NANGSA OBUM

This is an indigenous Tibetan story based on events that occurred around the eleventh century near the town of Gyangtsé, west of Lhasa. Nangsa was a beautiful young woman who wanted to devote herself to the Dharma, but her beauty attracted the attention of the local governor who was seeking a bride for his son. Her parents were in no position to resist the authority of the governor and Nangsa was taken away to become a bride. After seven years she gave birth to a son. One day while she was working with others in the fields two cotton-clad yogis appeared asking for alms. Filled with devotion, Nangsa gave some of the harvests to them. Her husband’s sister, who witnessed this, flew into a rage and beat Nangsa, but then ran to her brother saying that Nangsa had beat her. Nangsa’s husband believed his sister and he too beat his wife. Later a lama, who had manifested as a beggar and his dancing monkey, arrived at the house. Nangsa wanted to give them something and brought them secretly into the house.

Nangsa-Obum - Tibetan Institute of Performing Arts

This was discovered by her husband, who beat her again and took away her little son. The pain and grief were too much for Nangsa and that night she died. Filled with remorse, her husband placed her body on the mountain top. There her consciousness wandered off into the intermediate state, where she came into the presence of the Lord of Death. He saw that Nangsa was no ordinary woman and told her that she should return to her life and do good in the world.

Nangsa returns to life and, entreated by her repentant family and her son, takes up her place again in the family. She teaches the Dharma and involves herself in worldly life. Yet she becomes discouraged by the lack of response to her teachings and by having no time to devote herself to the Dharma. Seeing her sadness, her husband sends her to her parents, hoping to wean her away from the religious life.
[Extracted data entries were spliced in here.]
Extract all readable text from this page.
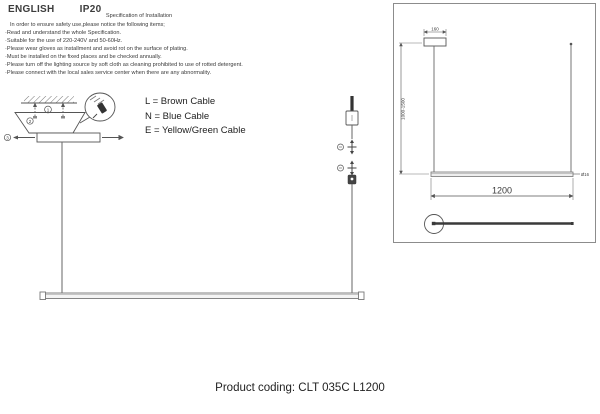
ENGLISH	IP20
Specification of Installation
In order to ensure safety use,please notice the following items;
· Read and understand the whole Specification.
· Suitable for the use of 220-240V and 50-60Hz.
· Please wear gloves as installment and avoid rot on the surface of plating.
· Must be installed on the fixed places and be checked annually.
· Please turn off the lighting source by soft cloth as cleaning prohibited to use of rotted detergent.
· Please connect with the local sales service center when there are any abnormality.
L = Brown Cable
N = Blue Cable
E = Yellow/Green Cable
1
2
3
160
1000-1500
Ø16
1200
Product coding: CLT 035C L1200
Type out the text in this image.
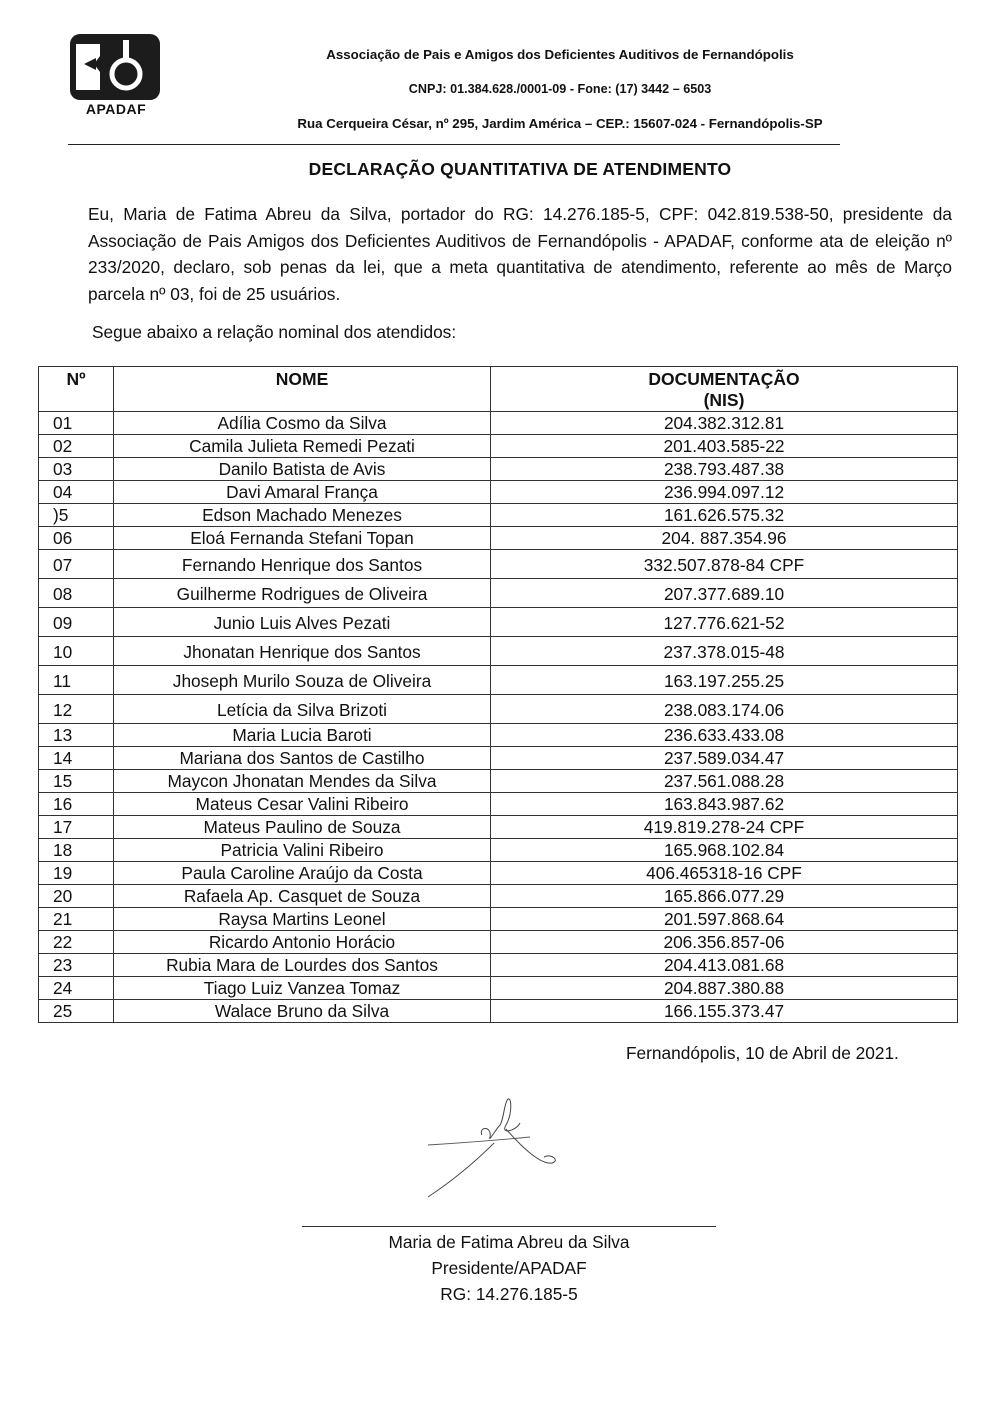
APADAF
Associação de Pais e Amigos dos Deficientes Auditivos de Fernandópolis
CNPJ: 01.384.628./0001-09 - Fone: (17) 3442 – 6503
Rua Cerqueira César, nº 295, Jardim América – CEP.: 15607-024 - Fernandópolis-SP
DECLARAÇÃO QUANTITATIVA DE ATENDIMENTO
Eu, Maria de Fatima Abreu da Silva, portador do RG: 14.276.185-5, CPF: 042.819.538-50, presidente da Associação de Pais Amigos dos Deficientes Auditivos de Fernandópolis - APADAF, conforme ata de eleição nº 233/2020, declaro, sob penas da lei, que a meta quantitativa de atendimento, referente ao mês de Março parcela nº 03, foi de 25 usuários.
Segue abaixo a relação nominal dos atendidos:
Nº	NOME	DOCUMENTAÇÃO
(NIS)

01	Adília Cosmo da Silva	204.382.312.81
02	Camila Julieta Remedi Pezati	201.403.585-22
03	Danilo Batista de Avis	238.793.487.38
04	Davi Amaral França	236.994.097.12
)5	Edson Machado Menezes	161.626.575.32
06	Eloá Fernanda Stefani Topan	204. 887.354.96
07	Fernando Henrique dos Santos	332.507.878-84 CPF
08	Guilherme Rodrigues de Oliveira	207.377.689.10
09	Junio Luis Alves Pezati	127.776.621-52
10	Jhonatan Henrique dos Santos	237.378.015-48
11	Jhoseph Murilo Souza de Oliveira	163.197.255.25
12	Letícia da Silva Brizoti	238.083.174.06
13	Maria Lucia Baroti	236.633.433.08
14	Mariana dos Santos de Castilho	237.589.034.47
15	Maycon Jhonatan Mendes da Silva	237.561.088.28
16	Mateus Cesar Valini Ribeiro	163.843.987.62
17	Mateus Paulino de Souza	419.819.278-24 CPF
18	Patricia Valini Ribeiro	165.968.102.84
19	Paula Caroline Araújo da Costa	406.465318-16 CPF
20	Rafaela Ap. Casquet de Souza	165.866.077.29
21	Raysa Martins Leonel	201.597.868.64
22	Ricardo Antonio Horácio	206.356.857-06
23	Rubia Mara de Lourdes dos Santos	204.413.081.68
24	Tiago Luiz Vanzea Tomaz	204.887.380.88
25	Walace Bruno da Silva	166.155.373.47
Fernandópolis, 10 de Abril de 2021.
Maria de Fatima Abreu da Silva
Presidente/APADAF
RG: 14.276.185-5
Back with her parents, she still yearns for the religious life, much to their annoyance. After one particular incident when Nangsa starts weaving in the courtyard and singing beautiful allegorical songs using the parts of the loom as metaphors for the Dharma, her mother becomes enraged and throws her out of the house. That evening she leaves the house and finally arrives at the monastery of the lama who had previously manifested as the beggar and the monkey. After a series of tests, she is taken in by the lama to become his disciple, and after a few months of meditation, she gained realizations.

Sometime later her husband and his army arrive at the monastery to take her back. They attack and scatter the monks. Fearful that her lama would kill, Nangsa rises into the air and shows her powerful supernatural form. Her husband and his army are cowed. They repent their ways, her son takes over the kingdom, and Nangsa is free to continue her spiritual journey.

This story is considered to be based on actual events, and the text of this volume mentions that while Nangsa was at the monastery she meditated in a cave and that imprints of her cloak and can still be seen on its walls “like impressions made in butter.” Nangsa is often cited as an example of the phenomenon of a death returner (’das log), one who returns to life after death. Many accounts of death-returners are to be found in Tibetan literature, but Nangsa is the only one to have been made into an Opera.